Muramasa

Halcyon Sun

"certainly better than much of the tripe on our TV screens" -- Eurogamer

"Ally McBeal in space"
-- Gamerweb

Halcyon Sun was a revolutionary new idea that combined the internet with television: a science fiction TV series where the viewer took part in the action. The story was downloaded in episodic packages, each building on the other to add more virtual sets, characters and items. The average episode was 45 minutes long, about half of which was gameplay, the rest of which was dialogue-driven drama. For the writers, Simon Jowett and I, the challenge was to write a 300-page script that could be divided into 12 episodes, when not only the action but also the available cast members and scenery escalated with each episode.

The developers at Kuju Entertainment were true to their word; they wanted TV quality so they paid TV money. They came to me because of my experience in translating Japanese animation, and Japanese computer games with similar branching storylines. It was my first big scriptwriting gig, and has since led to other things. I wrote six of the episodes, including the two-part grand finale, in which a space pilot with nascent telepathic powers leads a sneak attack on a ruthless alien fleet. There was plenty of scope for character development; our co-ed military fleet was modelled on that in Joe Haldeman's Forever War, with marriages as temporary contracts in the style of Larry Niven's Known Space.

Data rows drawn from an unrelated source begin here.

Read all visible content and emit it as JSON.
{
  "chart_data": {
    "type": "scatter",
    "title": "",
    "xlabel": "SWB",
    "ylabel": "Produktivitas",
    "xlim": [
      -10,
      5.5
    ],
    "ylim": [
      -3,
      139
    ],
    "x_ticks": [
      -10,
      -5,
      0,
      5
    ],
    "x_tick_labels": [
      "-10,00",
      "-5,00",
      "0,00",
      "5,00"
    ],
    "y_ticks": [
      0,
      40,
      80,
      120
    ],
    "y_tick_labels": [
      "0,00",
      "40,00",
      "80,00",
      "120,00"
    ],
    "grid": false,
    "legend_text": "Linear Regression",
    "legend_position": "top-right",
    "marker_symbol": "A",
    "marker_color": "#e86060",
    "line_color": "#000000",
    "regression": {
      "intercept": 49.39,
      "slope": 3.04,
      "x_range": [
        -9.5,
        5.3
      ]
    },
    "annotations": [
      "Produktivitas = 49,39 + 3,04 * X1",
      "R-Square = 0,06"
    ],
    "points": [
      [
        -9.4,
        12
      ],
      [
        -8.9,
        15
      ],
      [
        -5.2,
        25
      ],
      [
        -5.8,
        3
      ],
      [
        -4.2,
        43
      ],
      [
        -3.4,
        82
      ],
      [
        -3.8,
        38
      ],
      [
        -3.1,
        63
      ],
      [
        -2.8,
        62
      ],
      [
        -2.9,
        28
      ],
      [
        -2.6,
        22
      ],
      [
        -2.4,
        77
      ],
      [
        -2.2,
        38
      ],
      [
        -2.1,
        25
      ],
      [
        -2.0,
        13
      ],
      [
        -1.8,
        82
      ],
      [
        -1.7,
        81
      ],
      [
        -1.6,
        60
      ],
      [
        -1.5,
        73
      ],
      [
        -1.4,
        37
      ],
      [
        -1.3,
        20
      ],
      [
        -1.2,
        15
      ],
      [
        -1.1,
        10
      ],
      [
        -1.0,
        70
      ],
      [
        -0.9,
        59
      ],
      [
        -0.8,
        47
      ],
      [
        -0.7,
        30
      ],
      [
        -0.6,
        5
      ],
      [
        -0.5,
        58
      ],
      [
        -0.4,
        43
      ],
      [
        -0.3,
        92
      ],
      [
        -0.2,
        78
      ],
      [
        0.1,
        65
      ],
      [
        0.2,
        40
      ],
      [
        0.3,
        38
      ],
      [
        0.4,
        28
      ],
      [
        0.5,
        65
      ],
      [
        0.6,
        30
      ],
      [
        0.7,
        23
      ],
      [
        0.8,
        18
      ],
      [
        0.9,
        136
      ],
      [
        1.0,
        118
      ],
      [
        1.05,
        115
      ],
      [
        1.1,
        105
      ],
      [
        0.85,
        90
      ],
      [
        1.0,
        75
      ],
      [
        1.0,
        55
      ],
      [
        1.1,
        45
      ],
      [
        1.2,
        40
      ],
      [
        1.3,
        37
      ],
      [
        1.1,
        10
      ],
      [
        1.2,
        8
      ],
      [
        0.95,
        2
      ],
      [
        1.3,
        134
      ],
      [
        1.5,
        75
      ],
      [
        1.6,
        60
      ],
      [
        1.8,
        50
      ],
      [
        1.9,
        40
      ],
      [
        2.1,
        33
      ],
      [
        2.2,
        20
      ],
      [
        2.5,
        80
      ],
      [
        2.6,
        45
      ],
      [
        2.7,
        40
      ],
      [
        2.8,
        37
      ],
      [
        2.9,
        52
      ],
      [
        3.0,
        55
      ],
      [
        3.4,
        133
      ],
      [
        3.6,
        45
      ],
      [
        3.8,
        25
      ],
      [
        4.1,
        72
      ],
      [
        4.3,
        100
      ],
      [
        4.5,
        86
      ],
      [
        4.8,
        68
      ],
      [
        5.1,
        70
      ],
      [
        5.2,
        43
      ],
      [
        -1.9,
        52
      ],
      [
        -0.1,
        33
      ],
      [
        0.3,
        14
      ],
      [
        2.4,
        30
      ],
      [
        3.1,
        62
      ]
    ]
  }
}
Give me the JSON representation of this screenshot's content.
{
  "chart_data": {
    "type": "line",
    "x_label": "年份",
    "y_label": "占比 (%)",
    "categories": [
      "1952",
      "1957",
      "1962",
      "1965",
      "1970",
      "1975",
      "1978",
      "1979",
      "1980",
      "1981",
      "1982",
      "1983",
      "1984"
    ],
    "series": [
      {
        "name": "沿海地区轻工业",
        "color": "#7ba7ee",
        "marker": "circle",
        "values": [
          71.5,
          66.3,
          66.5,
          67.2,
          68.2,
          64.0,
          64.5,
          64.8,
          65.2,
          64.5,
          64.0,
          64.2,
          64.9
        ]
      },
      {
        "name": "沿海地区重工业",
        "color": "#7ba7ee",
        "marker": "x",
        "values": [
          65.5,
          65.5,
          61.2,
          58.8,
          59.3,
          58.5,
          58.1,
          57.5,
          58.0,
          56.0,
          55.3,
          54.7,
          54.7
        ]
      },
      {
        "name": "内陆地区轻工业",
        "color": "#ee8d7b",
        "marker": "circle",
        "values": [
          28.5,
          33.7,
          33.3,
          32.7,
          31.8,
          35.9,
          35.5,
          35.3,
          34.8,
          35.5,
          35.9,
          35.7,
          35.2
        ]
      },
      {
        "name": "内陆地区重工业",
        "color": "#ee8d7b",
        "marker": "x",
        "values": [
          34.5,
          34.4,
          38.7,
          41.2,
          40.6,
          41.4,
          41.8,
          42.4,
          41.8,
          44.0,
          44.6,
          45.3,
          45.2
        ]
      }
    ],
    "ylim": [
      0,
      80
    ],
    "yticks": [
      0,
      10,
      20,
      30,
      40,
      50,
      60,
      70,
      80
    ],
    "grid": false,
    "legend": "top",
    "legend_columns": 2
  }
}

Leading man Dru Avery was conducting a not-so-clandestine affair with Rae Sherard a military attaché with the untrustworthy allied race, the Eridani. Dru's boss was falling for Rae's liaison officer. It was all going to end in tears.

With animation limited by the size of the available episodes, the onus for originality lay on the script itself. We made sure that the audience was kept guessing, that no character was safe and no opportunities for skulduggery went unused. The series gained a small but loyal following, particularly among Babylon Five newsgroups, who mistakenly believed that the writers were followers of the show.

It did, however, die a death, chiefly through poor distribution. The release company kept shifting the dates of new episodes, which made a mockery of the episodic format. Fans on newsgroups were eventually reduced to posting hacks on the billboards to allow viewers to get new episodes in spite of the distributors' efforts not to distribute. Although released in three languages, despite being a groundbreaking show in the history of the internet, I doubt whether the final episode of Halycon Sun was seen by more than a dozen people.

Halcyon Sun was eventually re-released as a CD-ROM from Brightstar Games. Its removal from the original distribution format turned it into a dated-looking, relatively low-resolution space shoot-'em-up, with non-game scenes that went on for far too long. My episode 5, Edge of Darkness, for example, began with 20 minutes of footage before the gameplay started: this was great if you were a viewer, presumably less fun if you just wanted to get on with shooting stuff out of the sky.

Several years on, nobody has heard of Halcyon Sun. In this world of Grand Theft Auto and Final Fantasy Online, Halcyon Sun has been forgotten; an also-ran, a Betamax in the history of online gaming. It was fun, though, and was largely responsible for funding the year I spent working on the Anime Encyclopedia.